You can't rush perfection. You have to wait for it, you have to give it time to happen. Its something you have to wait for, something you have to just let happen at the speed it was meant to happen.
2. It's a great learning experience.
Do you know how much science is involved in baking? Baking is literally a giant science experiment. You use all those measurement techniques you learned throughout your life in school to measure out your ingredients. Different ingredients react to each other to make dough rise and cake to turn from batter to fluffy deliciousness. Just when you thought you would never, ever use all that science you learned in high school. You just never realize how much science you use to bake.
Only a little too much of a key ingredient makes the whole recipe do something you may not have wanted just because it causes a completely different chemical reaction. Certain types of flours combine with different ingredients better, and some flour needs other things to help it rise. You also get a chance to stretch your creative mind and learn to make things look amazing, and learn what types of decor work with what types of baked goods.
Do you feel your brain growing yet?
3. It's comforting.
Think back to your childhood. How many of your happiest memories involve something special that mom, or grandma, or another relative baked? Biting into your mom's delicious, still warm chocolate chip cookies. Smelling grandma's apple pie baking in the oven, and know that soon there will be warm apple pie with a scoop of vanilla ice cream. Or maybe you helped bake special treats with someone in your family.
Perhaps you have amazing memories of home made birthday cakes every year. Was there a special baked treat someone only made on special occasions? Regardless of when or what it was, or who it was the made it, almost everyone has some memories tied to some sort of amazing baked goody. And those memories help us out throughout life. When we are feeling down, we craze those things, Sometimes we just need mom's chocolate chip cookies to get us through a rough time.
4. It bring us together.
As mentioned before, there are a lot of family memories that can be brought bake to the surface through baking. However, there are a lot of tender moments that are again thanks to baked goods. Sitting around the dinner table after a big family meal, enjoying that slice of pumpkin pie.
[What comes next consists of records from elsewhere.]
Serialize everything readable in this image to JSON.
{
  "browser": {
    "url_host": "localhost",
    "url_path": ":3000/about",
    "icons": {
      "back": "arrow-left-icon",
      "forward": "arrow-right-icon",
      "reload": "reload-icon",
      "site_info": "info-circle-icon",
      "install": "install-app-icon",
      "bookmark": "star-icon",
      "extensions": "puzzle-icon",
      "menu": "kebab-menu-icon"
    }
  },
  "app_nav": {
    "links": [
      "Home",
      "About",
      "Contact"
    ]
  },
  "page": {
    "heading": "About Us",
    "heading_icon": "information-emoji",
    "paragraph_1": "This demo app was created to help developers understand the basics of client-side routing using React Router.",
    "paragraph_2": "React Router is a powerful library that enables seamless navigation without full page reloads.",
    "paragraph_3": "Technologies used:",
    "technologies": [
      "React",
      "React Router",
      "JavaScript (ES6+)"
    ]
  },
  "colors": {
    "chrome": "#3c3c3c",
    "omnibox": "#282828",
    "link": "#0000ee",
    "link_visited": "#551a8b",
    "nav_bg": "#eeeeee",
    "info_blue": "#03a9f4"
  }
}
Creating a tradition that lasts well into adulthood of baking Christmas cookies with your mom, which was probably a tradition that was started with her mom.
We spend time passing down recipes and methods of baking these special treats to the next generation because it something that was done for us. We forget about squabbles and disagreements because not sharing these moments with each other would be a million times worse than whatever we are fighting about. These special moments remind us how important family time can be.
5. It teaches us to share.
Baking rarely ever produces only enough for a single person. More than likely you are producing enough for multiple people, especially when making things like cakes and pies. So you have a choice. You can hoard it all and eat it alone. Or you can share. You can share your baked goods with your friends, your family, your co-workers. No matter who you share with, it will surely put a smile on their face, and in turn give you a case of the warm and fuzzy feelings that come along with bringing joy and happiness to others.
Who wouldn't be happy to be the recipient of a cupcake?
There is just so much joy and happiness associated with the art of baking. You can make amazing memories, and start great traditions. You can learn and grow as you get creative with your baking. You can pass on recipes to your children and spend time teaching them to bake these masterpieces.
There's the happiness of sitting around a table enjoying dessert after a holiday meal, or the joy of your birthday cake. The happiness of sharing and the fun of it all. How could something that brings about this much knowledge, joy, happiness and tradition not be good for our souls? It is my recommendation that everyone spends a little more time baking, and finding a little extra warmth (and chocolate) for their soul.